Aug:=Matrix([A-2*IdentityMatrix(2),Vector([0,0])])returns $$\left[\begin{array}{ccc} 2&-1&0\newline -2&1&0\end{array} \right]$$
and putting in reduced row echelon form:
$$\left[\begin{array}{ccc} 2&-1&0\newline 0&0&0\end{array} \right]$$
Lastly, we find the eigenvector associated with this. The first row is $2x-y=0$ and we seek a nonzero solution to this. Let $x=1$, then $y=2$ and the vector will be
$$\vec{v}_2=\left[\begin{array}{c}1\newline2\end{array}\right]$$
In summary for the matrix
$$A=\left[\begin{array}{cc}4&-1\newline-2&3\end{array}\right]$$
The eigenvalues are 5 and 2 and the associated eigenvectors are
$$\begin{array}{rl}\vec{v}_1=\left[\begin{array}{c}1\newline-1\end{array}\right]& \vec{v}_2=\left[\begin{array}{c}1\newline2\end{array}\right]\end{array}$$
Use the steps above to find the eigenvalues and eigenvectors of
$$A=\left[\begin{array}{cc}6&2\newline4&4\end{array}\right]$$
Recall that above, the first step in finding the eigenvalues of the matrix is to write down the characteristic equation of the matrix or $|A-\lambda I|=0$. If we return to the matrix above,
$$A=\left[\begin{array}{cc}4&-1\newline-2&3\end{array}\right]$$
we can use Maple to find the characteristic equation by
CharacteristicPolynomial(A,lambda)=0which returns as above, $\lambda^{2}-7\lambda+10=0$, which we can solve with the solve command to get $5,2$.
Then the next step was to solve $(A-\lambda I)\vec{v}$ for the given values of $\lambda$. Another name for this is the null space of the matrix. If we enter
NullSpace(A-5*IdentityMatrix(2))Maple returns
$$\left\{ \left[\begin{array}{c}-1\newline 1\end{array}\right] \right\}$$
so the only vector in the null space is the one above. This is just $-1$ times the eigenvector that we found above. (Note: there is a theorem that says that any nonzero scalar times an eigenvector is also an eigenvector. In other words, eigenvectors are not unique.)
If we type:
NullSpace(A-2*IdentityMatrix(2))Maple returns
$$\left\{\left[\begin{array}{c}1/2\newline1\end{array}\right]\right\}$$
which is $1/2$ times the eigenvector that we found.

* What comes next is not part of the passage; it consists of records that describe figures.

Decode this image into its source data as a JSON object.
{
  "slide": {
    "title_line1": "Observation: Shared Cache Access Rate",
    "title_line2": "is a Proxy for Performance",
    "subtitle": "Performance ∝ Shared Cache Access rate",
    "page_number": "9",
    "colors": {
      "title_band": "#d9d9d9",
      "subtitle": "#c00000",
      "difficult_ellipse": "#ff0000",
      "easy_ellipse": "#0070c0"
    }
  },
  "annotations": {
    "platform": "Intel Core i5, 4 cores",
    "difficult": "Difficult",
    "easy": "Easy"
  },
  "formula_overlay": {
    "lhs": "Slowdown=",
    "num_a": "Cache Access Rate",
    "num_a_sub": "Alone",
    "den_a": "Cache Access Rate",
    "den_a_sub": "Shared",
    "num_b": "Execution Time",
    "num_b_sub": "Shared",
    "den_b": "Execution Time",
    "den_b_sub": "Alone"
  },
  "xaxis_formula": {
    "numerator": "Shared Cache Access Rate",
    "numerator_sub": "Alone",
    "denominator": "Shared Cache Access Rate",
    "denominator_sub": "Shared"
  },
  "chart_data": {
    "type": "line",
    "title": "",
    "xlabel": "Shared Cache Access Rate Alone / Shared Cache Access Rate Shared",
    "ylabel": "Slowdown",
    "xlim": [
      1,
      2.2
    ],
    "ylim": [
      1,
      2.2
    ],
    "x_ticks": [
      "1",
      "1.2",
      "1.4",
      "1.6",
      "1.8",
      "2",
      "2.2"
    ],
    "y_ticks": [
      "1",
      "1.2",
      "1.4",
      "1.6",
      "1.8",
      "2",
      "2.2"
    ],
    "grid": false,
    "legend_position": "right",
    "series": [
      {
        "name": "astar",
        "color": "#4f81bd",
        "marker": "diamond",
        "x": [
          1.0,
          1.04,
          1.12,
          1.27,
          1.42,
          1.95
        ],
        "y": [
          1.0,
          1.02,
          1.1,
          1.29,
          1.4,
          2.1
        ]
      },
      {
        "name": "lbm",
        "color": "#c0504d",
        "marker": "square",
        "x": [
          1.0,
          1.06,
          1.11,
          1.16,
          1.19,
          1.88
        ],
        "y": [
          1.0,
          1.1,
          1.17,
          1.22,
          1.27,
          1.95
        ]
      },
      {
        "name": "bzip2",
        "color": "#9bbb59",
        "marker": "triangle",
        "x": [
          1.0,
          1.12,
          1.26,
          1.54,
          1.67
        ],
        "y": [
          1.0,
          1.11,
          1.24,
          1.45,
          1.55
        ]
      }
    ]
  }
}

Use the CharacteristicPolynomial and NullSpace commands to find the eigenvalues and eigenvectors of
$$A=\left[\begin{array}{cc}6&2\newline4&4\end{array}\right]$$
that found above.
Of course, Maple can just find the eigenvalues and eigenvectors as well.
Returning to the matrix:$$A=\left[\begin{array}{cc}4&-1\newline -2&3\end{array}\right]$$
type
Eigenvalues(A)and one gets:
$$\left[\begin{array}{c}5\newline2\end{array}\right]$$
Note: this is not a vector, but the two eigenvectors are just 5 and 2 as we saw above.
To find the eigenvectors, type
Eigenvectors(A)and you get:
$$\left[\begin{array}{c}5\newline2\end{array}\right],\left[\begin{array}{cc}\frac{1}{2} & -1\newline1&1\end{array}\right]$$
The first vector is the eigenvalues again and the matrix contain the eigenvectors as column vectors. Note: these are the same eigenvectors that we found using the NullSpace command.